Em resumo, o mercado segue lateralizado em um ambiente de alta compressão de volatilidade, com expectativas elevadas, mas fundamentos técnicos ainda não tão robustos para sustentar altas de forma orgânica. O curto prazo dependerá fortemente das decisões do Comitê Federal de Mercado Aberto (FOMC), mas o médio prazo permanece construtivo para o Bitcoin dentro do atual ciclo macro de liquidez.
Conclusões
O mercado segue operando em um regime de baixa volatilidade, refletindo uma postura generalizada de espera por sinais mais claros do ambiente macroeconômico. Essa contenção se manifesta principalmente na demanda por parte de investidores de varejo e no comportamento lateral dos preços do Bitcoin. No entanto, por trás dessa aparência de estagnação, movimentos relevantes estão sendo conduzidos por players institucionais, que seguem acumulando o ativo silenciosamente.
Nas últimas quatro semanas, as carteiras on-chain de grandes detentores, conhecidas como “baleias”, aumentaram suas reservas em mais de 41 mil BTCs. Esse volume representa não apenas uma convicção elevada em relação ao ativo, mas também uma possível antecipação de um novo ciclo de valorização. Esse padrão de comportamento se distancia da dinâmica vista em ciclos anteriores, nos quais a participação institucional era fortemente ligada à captura de movimentos de preço de curto e médio prazo.
A atual mudança de perfil é impulsionada pela entrada de corporações que passaram a adotar o Bitcoin como ativo estratégico de tesouraria. Esse movimento, por sua natureza estrutural, tende a gerar uma demanda contínua, funcionando como um mecanismo de compra passiva. Empresas como Strategy, Semler Scientific, Méliuz, Twenty One Capital e The Blockchain Group não apenas compraram o ativo, mas desenharam modelos de negócio que incorporam o Bitcoin como núcleo da estratégia de longo prazo. Em muitos casos, há conversão direta de fluxo de caixa operacional ou emissão de dívida para financiar novas compras.

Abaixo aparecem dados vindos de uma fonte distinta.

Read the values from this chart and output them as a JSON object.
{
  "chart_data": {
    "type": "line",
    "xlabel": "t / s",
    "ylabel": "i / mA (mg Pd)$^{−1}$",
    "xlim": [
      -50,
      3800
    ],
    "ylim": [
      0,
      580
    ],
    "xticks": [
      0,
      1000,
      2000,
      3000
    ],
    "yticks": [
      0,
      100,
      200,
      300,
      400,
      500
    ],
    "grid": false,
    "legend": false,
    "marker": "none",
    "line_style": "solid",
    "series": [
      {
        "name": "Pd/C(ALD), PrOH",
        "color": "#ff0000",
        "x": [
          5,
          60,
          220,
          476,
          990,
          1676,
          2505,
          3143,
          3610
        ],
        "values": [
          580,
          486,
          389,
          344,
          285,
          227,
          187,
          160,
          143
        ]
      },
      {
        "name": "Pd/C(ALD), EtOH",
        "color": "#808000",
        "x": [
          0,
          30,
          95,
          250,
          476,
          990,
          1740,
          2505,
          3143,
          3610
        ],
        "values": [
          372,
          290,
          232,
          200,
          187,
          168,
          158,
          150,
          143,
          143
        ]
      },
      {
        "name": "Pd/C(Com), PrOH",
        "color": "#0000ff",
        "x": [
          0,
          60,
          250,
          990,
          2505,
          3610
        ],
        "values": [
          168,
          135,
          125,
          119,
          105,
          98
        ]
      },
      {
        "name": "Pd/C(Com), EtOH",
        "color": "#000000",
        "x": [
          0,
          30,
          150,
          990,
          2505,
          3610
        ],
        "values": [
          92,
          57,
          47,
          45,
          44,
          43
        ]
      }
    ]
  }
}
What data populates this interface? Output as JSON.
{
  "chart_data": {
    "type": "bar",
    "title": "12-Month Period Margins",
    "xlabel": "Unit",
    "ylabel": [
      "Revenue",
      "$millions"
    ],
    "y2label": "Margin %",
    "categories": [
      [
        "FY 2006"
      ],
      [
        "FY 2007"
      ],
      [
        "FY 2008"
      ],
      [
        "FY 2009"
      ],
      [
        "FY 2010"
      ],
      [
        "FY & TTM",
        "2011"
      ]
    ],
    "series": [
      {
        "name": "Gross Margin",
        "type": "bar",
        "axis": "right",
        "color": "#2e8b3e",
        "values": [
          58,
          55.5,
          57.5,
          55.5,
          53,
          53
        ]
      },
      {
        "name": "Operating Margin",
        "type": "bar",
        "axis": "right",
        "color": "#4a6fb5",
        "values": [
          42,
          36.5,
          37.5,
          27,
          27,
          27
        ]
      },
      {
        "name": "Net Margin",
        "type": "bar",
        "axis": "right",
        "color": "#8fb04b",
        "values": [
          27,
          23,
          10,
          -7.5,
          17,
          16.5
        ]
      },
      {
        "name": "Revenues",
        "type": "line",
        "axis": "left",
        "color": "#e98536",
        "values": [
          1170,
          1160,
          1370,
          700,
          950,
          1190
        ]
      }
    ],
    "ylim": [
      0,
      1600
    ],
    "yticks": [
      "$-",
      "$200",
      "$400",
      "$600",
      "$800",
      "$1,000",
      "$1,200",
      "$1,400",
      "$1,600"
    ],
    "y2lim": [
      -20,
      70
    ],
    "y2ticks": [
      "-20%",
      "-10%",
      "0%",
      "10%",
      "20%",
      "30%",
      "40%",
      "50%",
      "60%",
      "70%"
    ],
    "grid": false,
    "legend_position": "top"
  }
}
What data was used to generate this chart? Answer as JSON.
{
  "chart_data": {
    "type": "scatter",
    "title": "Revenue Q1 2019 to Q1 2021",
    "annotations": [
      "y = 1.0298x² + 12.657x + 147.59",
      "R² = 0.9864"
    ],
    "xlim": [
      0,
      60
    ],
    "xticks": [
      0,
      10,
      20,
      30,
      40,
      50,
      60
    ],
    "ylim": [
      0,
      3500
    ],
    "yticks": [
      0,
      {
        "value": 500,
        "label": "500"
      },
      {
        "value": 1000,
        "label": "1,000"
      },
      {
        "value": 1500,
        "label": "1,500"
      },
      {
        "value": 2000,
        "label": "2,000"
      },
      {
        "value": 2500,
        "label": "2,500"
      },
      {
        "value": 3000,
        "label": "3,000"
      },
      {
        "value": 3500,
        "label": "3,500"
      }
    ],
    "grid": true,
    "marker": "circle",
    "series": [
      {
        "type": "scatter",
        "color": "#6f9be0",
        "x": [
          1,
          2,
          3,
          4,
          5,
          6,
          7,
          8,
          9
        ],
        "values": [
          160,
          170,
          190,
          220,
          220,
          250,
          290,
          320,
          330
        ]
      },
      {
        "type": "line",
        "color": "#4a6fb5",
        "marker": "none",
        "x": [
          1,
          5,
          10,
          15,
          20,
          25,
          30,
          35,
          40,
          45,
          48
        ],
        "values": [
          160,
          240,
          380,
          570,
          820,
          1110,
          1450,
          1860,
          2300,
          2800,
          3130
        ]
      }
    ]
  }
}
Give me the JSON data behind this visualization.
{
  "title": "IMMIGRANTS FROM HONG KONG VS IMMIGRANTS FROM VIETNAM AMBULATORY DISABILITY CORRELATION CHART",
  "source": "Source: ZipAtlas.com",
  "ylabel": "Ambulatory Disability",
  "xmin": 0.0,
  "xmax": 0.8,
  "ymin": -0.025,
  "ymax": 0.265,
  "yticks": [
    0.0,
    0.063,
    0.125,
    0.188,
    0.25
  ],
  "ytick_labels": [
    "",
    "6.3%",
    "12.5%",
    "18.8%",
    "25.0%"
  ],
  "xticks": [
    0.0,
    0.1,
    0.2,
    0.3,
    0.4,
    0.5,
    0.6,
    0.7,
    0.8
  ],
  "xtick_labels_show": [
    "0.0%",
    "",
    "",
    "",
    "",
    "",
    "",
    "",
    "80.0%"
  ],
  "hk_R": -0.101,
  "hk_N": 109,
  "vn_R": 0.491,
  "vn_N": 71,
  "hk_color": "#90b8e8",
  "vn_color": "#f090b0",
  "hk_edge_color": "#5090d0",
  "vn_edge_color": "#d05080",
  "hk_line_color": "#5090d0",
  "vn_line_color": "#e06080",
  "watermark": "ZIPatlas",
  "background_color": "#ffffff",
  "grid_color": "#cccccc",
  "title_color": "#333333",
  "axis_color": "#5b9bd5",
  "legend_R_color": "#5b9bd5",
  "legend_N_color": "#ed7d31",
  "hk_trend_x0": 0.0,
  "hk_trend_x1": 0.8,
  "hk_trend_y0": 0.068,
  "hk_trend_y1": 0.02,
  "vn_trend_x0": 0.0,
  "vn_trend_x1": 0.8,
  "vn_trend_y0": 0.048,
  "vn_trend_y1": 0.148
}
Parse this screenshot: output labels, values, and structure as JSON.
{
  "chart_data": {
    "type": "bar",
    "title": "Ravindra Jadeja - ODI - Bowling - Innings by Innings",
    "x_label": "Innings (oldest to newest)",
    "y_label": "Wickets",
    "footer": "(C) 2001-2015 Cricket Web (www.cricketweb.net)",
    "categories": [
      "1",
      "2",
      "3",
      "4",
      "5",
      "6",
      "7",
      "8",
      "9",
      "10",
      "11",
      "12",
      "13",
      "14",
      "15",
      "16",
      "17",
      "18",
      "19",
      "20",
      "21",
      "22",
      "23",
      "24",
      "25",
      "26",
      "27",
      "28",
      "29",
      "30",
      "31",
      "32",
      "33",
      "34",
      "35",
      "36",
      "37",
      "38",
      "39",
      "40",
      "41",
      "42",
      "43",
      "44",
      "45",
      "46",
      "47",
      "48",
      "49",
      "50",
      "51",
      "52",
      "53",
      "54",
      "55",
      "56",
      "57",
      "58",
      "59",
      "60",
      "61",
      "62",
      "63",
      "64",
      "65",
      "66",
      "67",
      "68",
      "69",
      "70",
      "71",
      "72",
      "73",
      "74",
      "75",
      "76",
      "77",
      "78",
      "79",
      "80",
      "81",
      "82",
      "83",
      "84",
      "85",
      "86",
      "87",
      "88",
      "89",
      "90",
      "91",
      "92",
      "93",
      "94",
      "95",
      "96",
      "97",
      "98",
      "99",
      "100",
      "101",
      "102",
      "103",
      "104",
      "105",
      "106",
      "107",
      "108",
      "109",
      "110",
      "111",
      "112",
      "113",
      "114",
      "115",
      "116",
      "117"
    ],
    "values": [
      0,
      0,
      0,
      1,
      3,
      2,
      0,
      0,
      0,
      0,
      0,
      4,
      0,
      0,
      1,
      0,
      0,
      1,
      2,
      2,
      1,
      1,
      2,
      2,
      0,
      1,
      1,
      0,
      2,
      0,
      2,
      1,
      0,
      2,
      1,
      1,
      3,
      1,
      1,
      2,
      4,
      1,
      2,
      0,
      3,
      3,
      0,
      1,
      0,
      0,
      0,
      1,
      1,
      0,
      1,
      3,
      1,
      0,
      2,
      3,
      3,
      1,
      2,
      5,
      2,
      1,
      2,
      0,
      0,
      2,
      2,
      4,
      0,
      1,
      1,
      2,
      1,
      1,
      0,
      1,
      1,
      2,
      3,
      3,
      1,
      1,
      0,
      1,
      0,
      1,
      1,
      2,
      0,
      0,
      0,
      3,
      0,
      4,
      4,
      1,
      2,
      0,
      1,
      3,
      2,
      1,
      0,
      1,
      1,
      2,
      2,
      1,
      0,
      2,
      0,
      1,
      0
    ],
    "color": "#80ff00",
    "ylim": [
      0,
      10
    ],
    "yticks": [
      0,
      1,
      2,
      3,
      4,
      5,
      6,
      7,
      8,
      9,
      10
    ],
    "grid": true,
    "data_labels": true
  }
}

A relevância desse fenômeno vai além do volume absoluto alocado. Trata-se de uma nova classe de compradores, com mandato claro de acúmulo e horizonte temporal estendido. Isso contrasta com a postura mais oportunista de fundos e investidores institucionais tradicionais, que, no último ciclo, exploraram o Bitcoin predominantemente como instrumento de arbitragem e beta direcional. Agora, o comportamento lembra mais o de uma política de reservas cambiais do que o de um trade de risco.
Ainda é cedo para quantificar o impacto total desse fluxo comprador no preço do ativo. Contudo, os dados on-chain e as movimentações corporativas apontam para um novo paradigma de liquidez estrutural. Nesse cenário, cada correção de preço pode representar uma oportunidade de reposicionamento por parte dessas entidades, reforçando a formação de um piso de demanda resiliente e crescente ao longo do tempo.
Apesar da dependência de curto prazo em torno das decisões e projeções do FOMC, especialmente sobre o futuro da política monetária e taxa neutra, o panorama de médio e longo prazo para o Bitcoin permanece construtivo. Entramos em uma nova era de adoção, onde a percepção de que o Bitcoin é um ativo monetário superior — em termos de escassez, portabilidade, resistência à censura e independência política — começa a ser incorporada gradualmente pelos fluxos institucionais.
A convergência entre macroeconomia, finanças corporativas e estruturas de tesouraria leva à formação de uma nova classe de holders: as empresas públicas com mandato de acumulação. Isso cria uma pressão compradora persistente que, mesmo que ainda não reflita totalmente nos preços atuais, tende a se intensificar conforme novas empresas seguem esse caminho. A simetria entre fluxo e preço, típica de ciclos anteriores, começa a ser substituída por uma simetria entre convicção institucional e acúmulo estrutural.
Nesse contexto, o Bitcoin se posiciona como o ativo antifrágil de uma nova arquitetura monetária, sendo progressivamente reconhecido e absorvido como reserva de valor institucional. Em outras palavras, estamos otimistas.